The economy has been in a tailspin, with one shock after another. Fear, mistrust, and pessimism are running high. Those are the very ideas that are most harmful to a financial recovery. Even more worrisome has been the lack of belief in the competence of those in charge. From Katrina to Iraq to the economic downturn it seemed as if old-fashioned know-how has disappeared. Somehow we just forgot how to get things done.
Many Americans put their faith in Barack Obama to right the ship. And perhaps he will help. But at this point he is mostly promises and good intentions. We wish him well, but he is a politician and certainly not an avatar.
Then a funny thing happened. A 57-year old pilot in an Airbus A320 had a chance encounter with a flock of geese soon after takeoff. You know the rest of the story. He lost both engines and still managed to glide his airliner to a perfect splash landing in the Hudson, saving the lives of everyone onboard. And the world was astonished at his skills.
We keep learning more about this pilot, Chesley Sullenberger III. This was no lucky landing. Sullenberger, or Sulley as he is known by friends, was a straight-A student in school, with a genius level IQ. He graduated from the U.S. Air Force Academy as the top aviator in his class of 1973. He majored in psychology at the academy and used that knowledge to open a safety-consulting firm on the side. He was also an experienced glider pilot, which comes in handy if your airliner loses its engines. In short, this pilot, considered an old man by many standards, had acquired over his lifetime every skill necessary for this specific situation, and he executed perfectly.

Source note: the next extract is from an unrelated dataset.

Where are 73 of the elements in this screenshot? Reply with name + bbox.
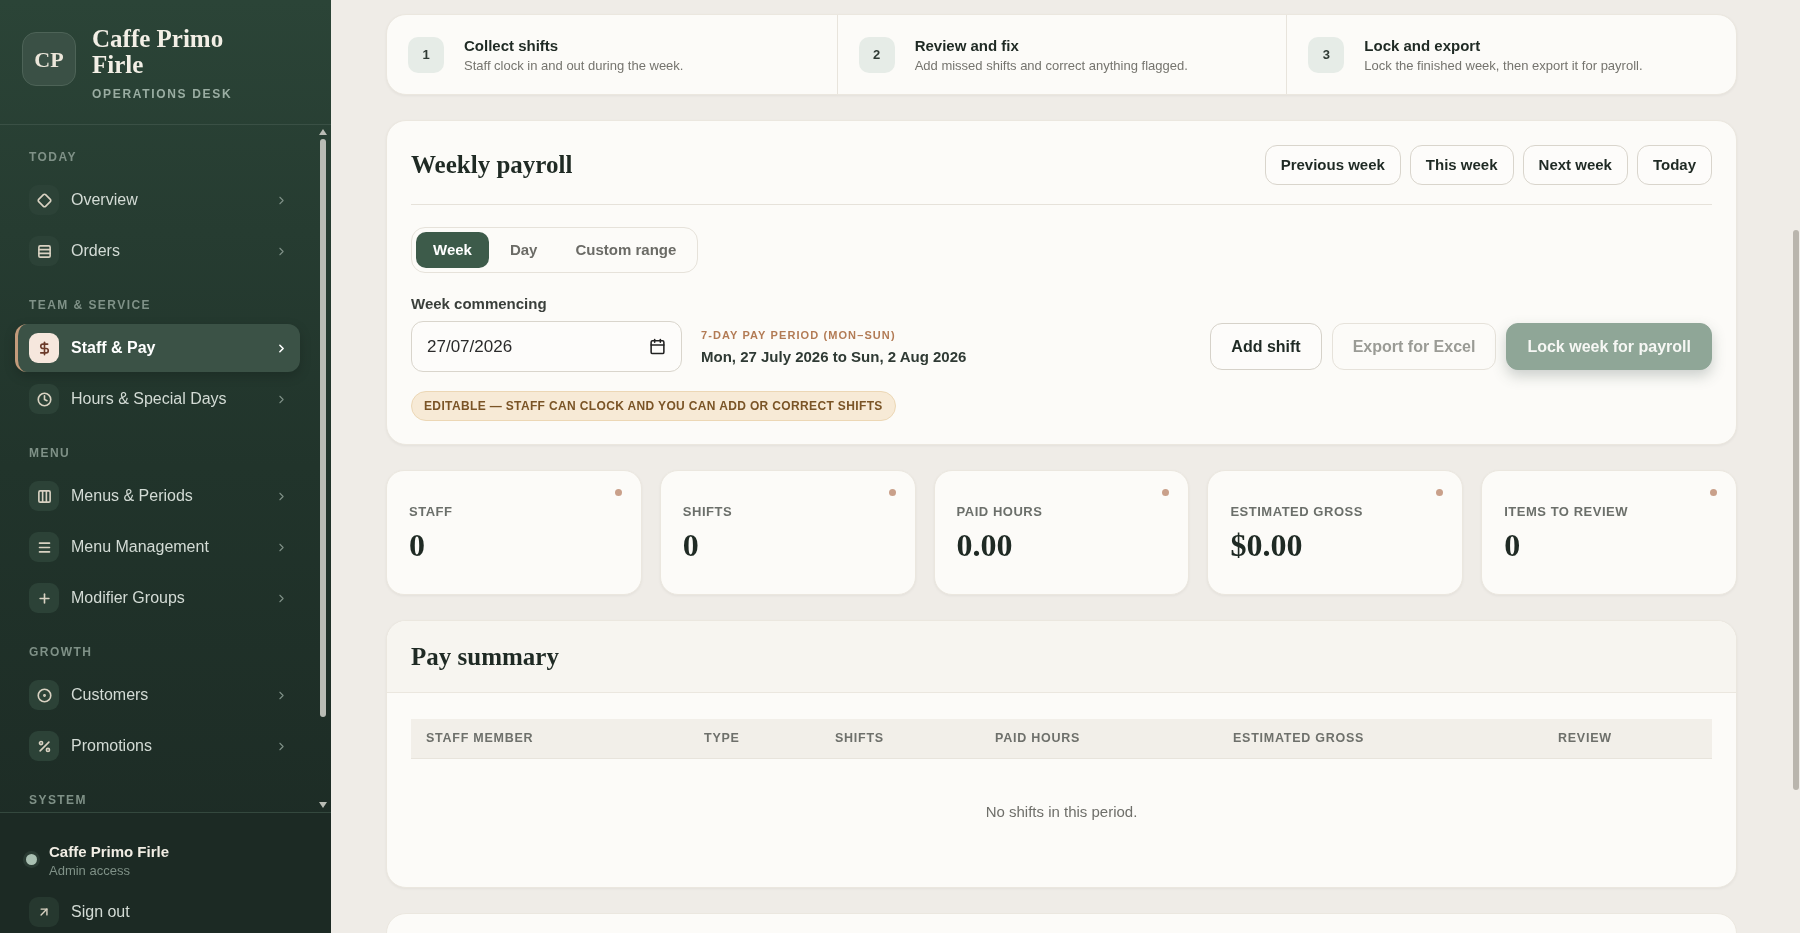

If you went anywhere this weekend, you probably found yourself in conversations about this pilot and this event. And the thing you probably talked about was his outrageous level of competence. You might have gotten chills when you heard about it. Maybe you teared up. At the very least it impressed the hell out of you. But something more fundamental happened too. This one pilot changed all of us. He reminded us what competence means and he proved in spectacular fashion that it still exists.
I think the economy will struggle for some time to come, but I'm calling this the bottom. The first sign of the turnaround is a turnaround in attitudes, especially in such things as consumer confidence. Thanks to the Avatar (or aviator if you prefer) that turnaround starts now.